Coffee Weekly Report: 15/12/17 Are We Bottoming Out?

Andrés Agredo, December 15th, 2017

CFTC Commitment of Traders:
Managed Money (red line) closed the week of December 05 to December 12, with a net variation of -16,450 contracts to reach a net short position of -52,246 contracts.

The March’18 contract (green line) closed in the week in mention with a variation of -8.95 cents (-7.03%):


Commercials (red line) closed the week with a net variation of +15,376 contracts to close with a net position of -273 contracts:


Important notes:

1. On a week strongly bearish for the price, Specs increased their net short position to reach new record level, which clearly explains the fall in the price. Although the fact of being so “short” is not a guarantee that the price can’t go down any more, it does turn on the alarms for a potential short covering rally in the event that there are increases in the price that motivate a sudden exit of these positions.

2. Commercials also increased their Net Long position to levels close to the previous record, which indicates that many roasters see current levels as low and attractive to set the price of the coffee they will need in the future, fearing potential price increases.

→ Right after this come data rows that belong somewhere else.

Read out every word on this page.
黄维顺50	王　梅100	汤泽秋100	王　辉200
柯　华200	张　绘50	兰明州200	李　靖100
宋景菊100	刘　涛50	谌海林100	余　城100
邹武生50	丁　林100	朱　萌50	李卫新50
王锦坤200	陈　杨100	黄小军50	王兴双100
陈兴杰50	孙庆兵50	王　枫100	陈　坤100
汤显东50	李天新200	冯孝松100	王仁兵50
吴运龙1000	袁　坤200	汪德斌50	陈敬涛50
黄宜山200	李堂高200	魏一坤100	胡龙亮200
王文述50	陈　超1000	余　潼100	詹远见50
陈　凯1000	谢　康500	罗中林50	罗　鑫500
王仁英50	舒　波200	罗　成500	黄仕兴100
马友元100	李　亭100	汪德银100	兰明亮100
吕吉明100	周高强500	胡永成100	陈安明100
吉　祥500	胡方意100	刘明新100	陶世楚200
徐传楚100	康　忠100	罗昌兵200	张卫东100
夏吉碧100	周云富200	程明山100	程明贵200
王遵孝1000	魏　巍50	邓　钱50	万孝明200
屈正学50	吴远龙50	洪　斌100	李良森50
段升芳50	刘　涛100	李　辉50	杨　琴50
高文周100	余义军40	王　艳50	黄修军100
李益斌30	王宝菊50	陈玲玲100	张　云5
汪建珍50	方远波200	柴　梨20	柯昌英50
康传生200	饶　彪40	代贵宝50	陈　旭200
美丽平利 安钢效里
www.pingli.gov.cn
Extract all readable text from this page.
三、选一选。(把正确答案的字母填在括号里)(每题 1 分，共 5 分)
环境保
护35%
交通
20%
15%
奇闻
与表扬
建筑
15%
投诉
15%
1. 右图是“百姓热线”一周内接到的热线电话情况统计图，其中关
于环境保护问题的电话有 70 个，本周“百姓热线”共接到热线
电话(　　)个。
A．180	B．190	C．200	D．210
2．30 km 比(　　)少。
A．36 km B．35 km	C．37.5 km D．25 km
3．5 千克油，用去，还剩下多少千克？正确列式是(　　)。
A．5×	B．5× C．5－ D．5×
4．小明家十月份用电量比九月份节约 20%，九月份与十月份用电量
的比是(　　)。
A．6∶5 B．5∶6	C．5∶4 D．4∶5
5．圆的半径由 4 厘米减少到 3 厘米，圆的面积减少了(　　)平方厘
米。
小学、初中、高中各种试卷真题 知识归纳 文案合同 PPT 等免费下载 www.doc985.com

3. As we see in the boxes, these extreme levels of short specs and long commercials in the past have coincided with levels where the price has changed the trend from bearish to bullish, which motivates us to think that we are currently very close to see a definitive change of trend.

Green Coffee Report:
GCA inventories fell for the fourth consecutive month, -297,527 bags during the month of November to close at 6’737,486 bags as of November 30. Although this level remains at record levels since the mid-1990s, the recent monthly reductions continue to confirm the slowdown in global exports, which, together with an environment of inventory reduction, gives the participants less and less reasons to continue its bearish bets on prices and to think about an increasingly imminent change of trend, from a fundamental point of view.

US Dollar:
The Dollar against the Brazilian Real (USD / BRL yellow line), after a strong start of the month, could not overcome the ceiling of 3.33 and ending the week showed again weakness and a possible continuation of the bearish trend that took place during almost all November .

This, together with the recent weakness of the Dollar against the Colombian Peso (USD / COP blue line), should continue to support the price of coffee on the New York Stock Exchange (brown line) in the short term, making exports less attractive from these countries.


Options Implied Volatility:
Since December 7th, although the price of the C Contract had continued to decline (lower graph), the Implied Volatility of Options (upper chart, blue line) has been increasing, which is one of my favorite indicators that the market has started to get nervous, participants have started to buy “protections” and therefore, the downtrend is close to reach its end.

This pattern of behavior is seen in the green boxes, when the price experienced a significant change from bearish to bullish trend (December 2016, June 2017 and August 2017), in orange box the current situation December 2017:


Technical Analysis:
Another of my favorite indicators of a potential change of direction in the price is when there are days with trading volumes above the average, just at the end of an extended route. This is known as “culminating volume”.

As seen in this chart of the C Contract of December’ 2018, when it has been presented in the past, it has followed rebounds in the price. In the last 7 days, in 4 of them “culminating volumes” have taken place, which gives me to think about an imminent rebound in the coming days:


Price Seasonality:
In my opinion, this coming week the price could experience a rebound, although the most significant rally -if happens- could occur either in late January or early March, when the market will have a better estimate of the Brazilian crop of 2018 and will begin to look at the 2019 crop, which will be an “off” year, when production is generally lower:


I see current levels of $ 1.20 – $ 1.21 as attractive to buy with targets at $ 1.31 and $ 1.35 for the March’18 maturity. Although I do not rule out possible visits to the area of ​​$ 1.19 – $ 1.1950 in the coming days, if presented, they would be buying opportunities at even more attractive levels than the current one.

In the current environment of relatively low Implied Volatility of Options, I see even more favorable strategies that involve the purchase of Options, since in my opinion, they are relatively cheap.

Happy week!

Cafe Trading Advisors / Commodity Trading Advisor, NFA Member.

Disclaimer: Past performance is not necessarily indicative of future results. This material should be construed as market commentary, merely observing economic, political and/or market conditions, and not intended to refer to any particular trading strategy, promotional element or quality of service provided by Cafe Trading Advisors. Cafe Trading Advisors is not responsible for any redistribution of this material by third parties, or any trading decisions taken by persons not intended to view this material. Information contained herein was obtained from sources believed to be reliable, but is not guaranteed as to its accuracy. The risk of loss in trading commodity interests can be substantial. You should therefore carefully consider whether such trading is suitable for you in light of your financial condition. This material is for informational purposes only and should not be construed as an offer or solicitation to buy or sell securities or commodity futures. Information herein is intended for use only by persons and entities that are “Qualified Eligible Persons” as defined in the Commodity Futures Trading Commision Regulation 4.7.